When the policy engine is enabled, an orange banner appears: “The manual system prompt will not be sent for calls while this policy is enabled.” Your hand-written Step 1 prompt becomes a fallback only. Turn the policy engine off to go back to using your manual prompt.
Your CRM’s column names rarely match the names the policy expects. This section maps each policy field to the raw column name in your data, so the bot can quote real figures to the customer. The list of fields shown depends on the template.
Insurance — Motor Renewal fields
Map these policy concepts to your CRM column names: Customer Name, Vehicle Make, Model, Registration Number, Age, Policy Number, Expiry Date, Renewal Date, NCB %, Previous NCB, OD Discount %, Premium, Previous Premium, IDV, Previous IDV, PA Cover, Add-On Plan, Times Renewed, and Email.
Collection fields
Map these policy concepts to your CRM column names: Customer Name, Total Due, EMI Overdue, CBC Charges, LPP, Loan Number, DPD, and Product.
The values you map here flow in as {{crm.*}} variables. If a figure comes out wrong or empty on a test call, check that the CRM column name you typed exactly matches your data source.

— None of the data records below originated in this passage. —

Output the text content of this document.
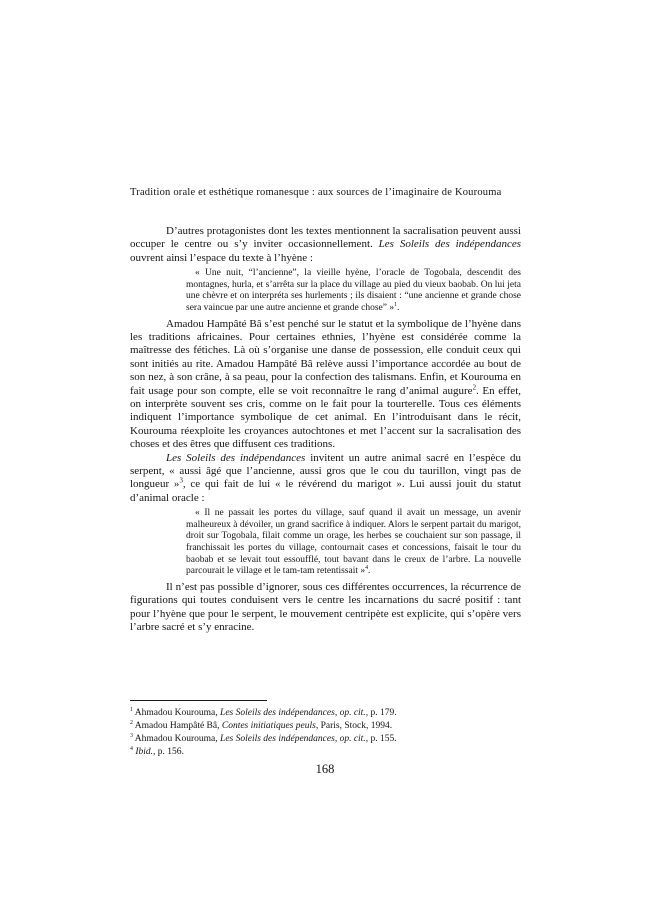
Tradition orale et esthétique romanesque : aux sources de l’imaginaire de Kourouma

D’autres protagonistes dont les textes mentionnent la sacralisation peuvent aussi occuper le centre ou s’y inviter occasionnellement. Les Soleils des indépendances ouvrent ainsi l’espace du texte à l’hyène :

« Une nuit, “l’ancienne”, la vieille hyène, l’oracle de Togobala, descendit des montagnes, hurla, et s’arrêta sur la place du village au pied du vieux baobab. On lui jeta une chèvre et on interpréta ses hurlements ; ils disaient : “une ancienne et grande chose sera vaincue par une autre ancienne et grande chose” »$^1$.

Amadou Hampâté Bâ s’est penché sur le statut et la symbolique de l’hyène dans les traditions africaines. Pour certaines ethnies, l’hyène est considérée comme la maîtresse des fétiches. Là où s’organise une danse de possession, elle conduit ceux qui sont initiés au rite. Amadou Hampâté Bâ relève aussi l’importance accordée au bout de son nez, à son crâne, à sa peau, pour la confection des talismans. Enfin, et Kourouma en fait usage pour son compte, elle se voit reconnaître le rang d’animal augure$^2$. En effet, on interprète souvent ses cris, comme on le fait pour la tourterelle. Tous ces éléments indiquent l’importance symbolique de cet animal. En l’introduisant dans le récit, Kourouma réexploite les croyances autochtones et met l’accent sur la sacralisation des choses et des êtres que diffusent ces traditions.

Les Soleils des indépendances invitent un autre animal sacré en l’espèce du serpent, « aussi âgé que l’ancienne, aussi gros que le cou du taurillon, vingt pas de longueur »$^3$, ce qui fait de lui « le révérend du marigot ». Lui aussi jouit du statut d’animal oracle :

« Il ne passait les portes du village, sauf quand il avait un message, un avenir malheureux à dévoiler, un grand sacrifice à indiquer. Alors le serpent partait du marigot, droit sur Togobala, filait comme un orage, les herbes se couchaient sur son passage, il franchissait les portes du village, contournait cases et concessions, faisait le tour du baobab et se levait tout essoufflé, tout bavant dans le creux de l’arbre. La nouvelle parcourait le village et le tam-tam retentissait »$^4$.

Il n’est pas possible d’ignorer, sous ces différentes occurrences, la récurrence de figurations qui toutes conduisent vers le centre les incarnations du sacré positif : tant pour l’hyène que pour le serpent, le mouvement centripète est explicite, qui s’opère vers l’arbre sacré et s’y enracine.

$^1$ Ahmadou Kourouma, Les Soleils des indépendances, op. cit., p. 179.

$^2$ Amadou Hampâté Bâ, Contes initiatiques peuls, Paris, Stock, 1994.

$^3$ Ahmadou Kourouma, Les Soleils des indépendances, op. cit., p. 155.

$^4$ Ibid., p. 156.

168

When you call the same customer more than once, this section lets the bot open differently based on what happened last time.
Field
What to enter
Required
Notes
TELE_REMARKS Field
The name of the CRM column that holds the notes from the previous call.
No
Opening Map (JSON)
A JSON object mapping each possible remark value to an opening instruction for the bot.
No
Free-text JSON. A typo here means the bot falls back to its standard opening.
A small example:
Opening Map
{ "promised_to_pay": "Gently remind the customer of their earlier promise to pay.", "wrong_number": "Apologise briefly and confirm you have reached the right person.", "asked_callback": "Acknowledge that the customer asked to be called back at this time."}
Show or hide each form group: Template & Identity, CRM Field Mapping, Collection Actions, Compliance Scenarios, Redial Context, and (insurance only) Product Identity.
As on every step, Previous, Continue, and Cancel live in the shared wizard footer.

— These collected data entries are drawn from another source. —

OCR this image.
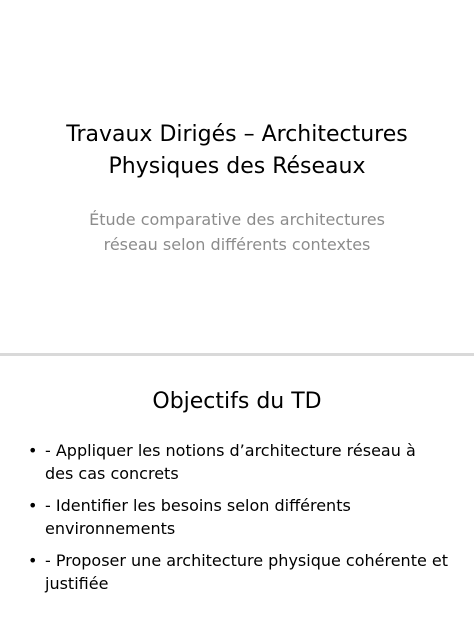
Travaux Dirigés – Architectures
Physiques des Réseaux
Étude comparative des architectures
réseau selon différents contextes
Objectifs du TD
• - Appliquer les notions d’architecture réseau à des cas concrets
• - Identifier les besoins selon différents environnements
• - Proposer une architecture physique cohérente et justifiée
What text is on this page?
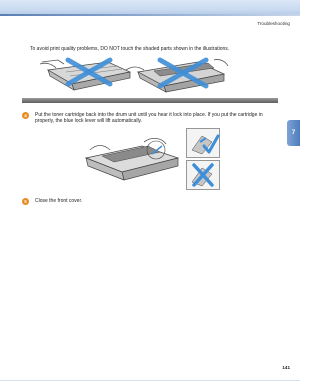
Troubleshooting
7
To avoid print quality problems, DO NOT touch the shaded parts shown in the illustrations.
4	Put the toner cartridge back into the drum unit until you hear it lock into place. If you put the cartridge in properly, the blue lock lever will lift automatically.
5	Close the front cover.
141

The values flow into live calls as the bot’s instructions and as {{crm.*}} / {{call.*}} / {{system.*}} variables.
The fields you define in the analysis and QC prompts become {{analysis.*}} and {{qc.*}} variables you can push to your CRM — configure that in Tools & integrations.
Once the bot is created, you can edit any of these fields again from the bot detail page — see Bot detail.
Before going live, place a test call to hear the opening and confirm variables resolve — see Test calls.